A tensão geopolítica voltou a dominar o cenário global, influenciando os mercados financeiros. O ataque iraniano ao Kuwait elevou a percepção de risco e acelerou a busca por ativos de proteção. O barril de petróleo Brent subiu para próximo de US$ 98, refletindo o temor de interrupção no fornecimento regional. Além disso, a situação foi agravada por declarações do presidente norte-americano, Donald Trump, que alimentaram a volatilidade. Trump afirmou que o Irã concordou em não desenvolver armas nucleares e revelou ter chamado o premiê israelense Benjamin Netanyahu de “louco” em ligação telefônica com palavrões, enquanto os EUA tentavam negociar o fim das hostilidades com Teerã.

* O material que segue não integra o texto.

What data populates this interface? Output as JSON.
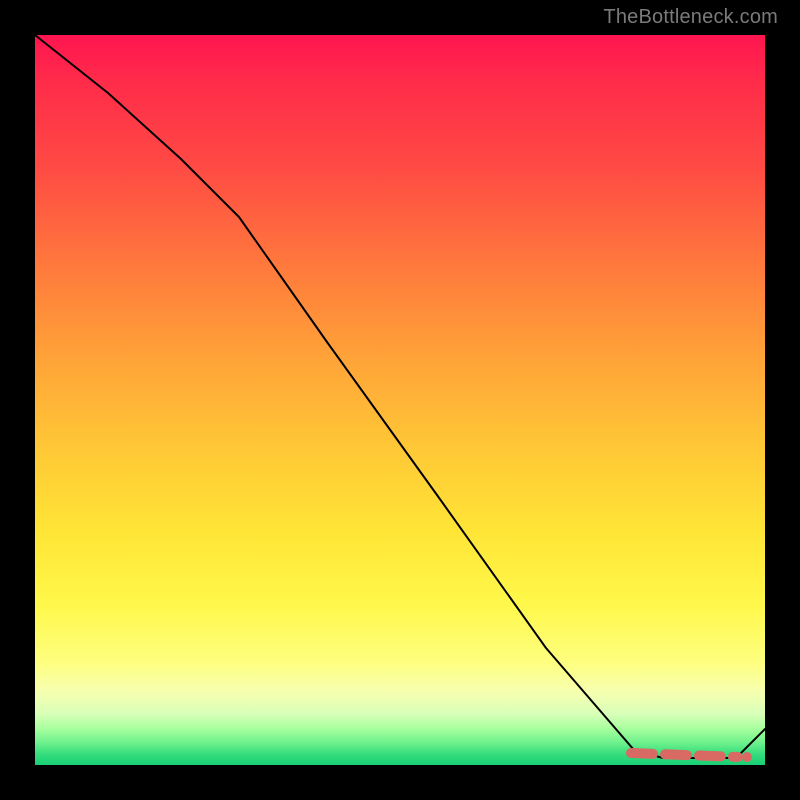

No front comercial, os Estados Unidos anunciaram uma sobretaxa adicional de 12,5% sobre alguns produtos brasileiros. A medida ainda depende de aprovação formal, mas já adiciona ruído ao ambiente de negociações comerciais e pressiona o sentimento em relação ao Brasil no mercado externo. As blue chips concentraram as maiores quedas, com a Vale (VALE3) registrando uma queda de 3,56%, a R$ 81,97. Essa queda foi influenciada pelo recuo de 0,57% no contrato de minério de ferro para setembro na Bolsa de Dalian, cotado a 780 yuans (US$ 115,34) por tonelada. A mineradora detém 12% de peso no Ibovespa, amplificando o impacto da queda no índice.
O movimento de aversão a risco contaminou Wall Street, pressionou commodities e derrubou os pesos-pesados do índice brasileiro. A combinação de fatores, incluindo a tensão geopolítica no Oriente Médio e as incertezas comerciais, mantém os investidores em alerta, aguardando novos desdobramentos que possam influenciar os mercados financeiros nas próximas sessões.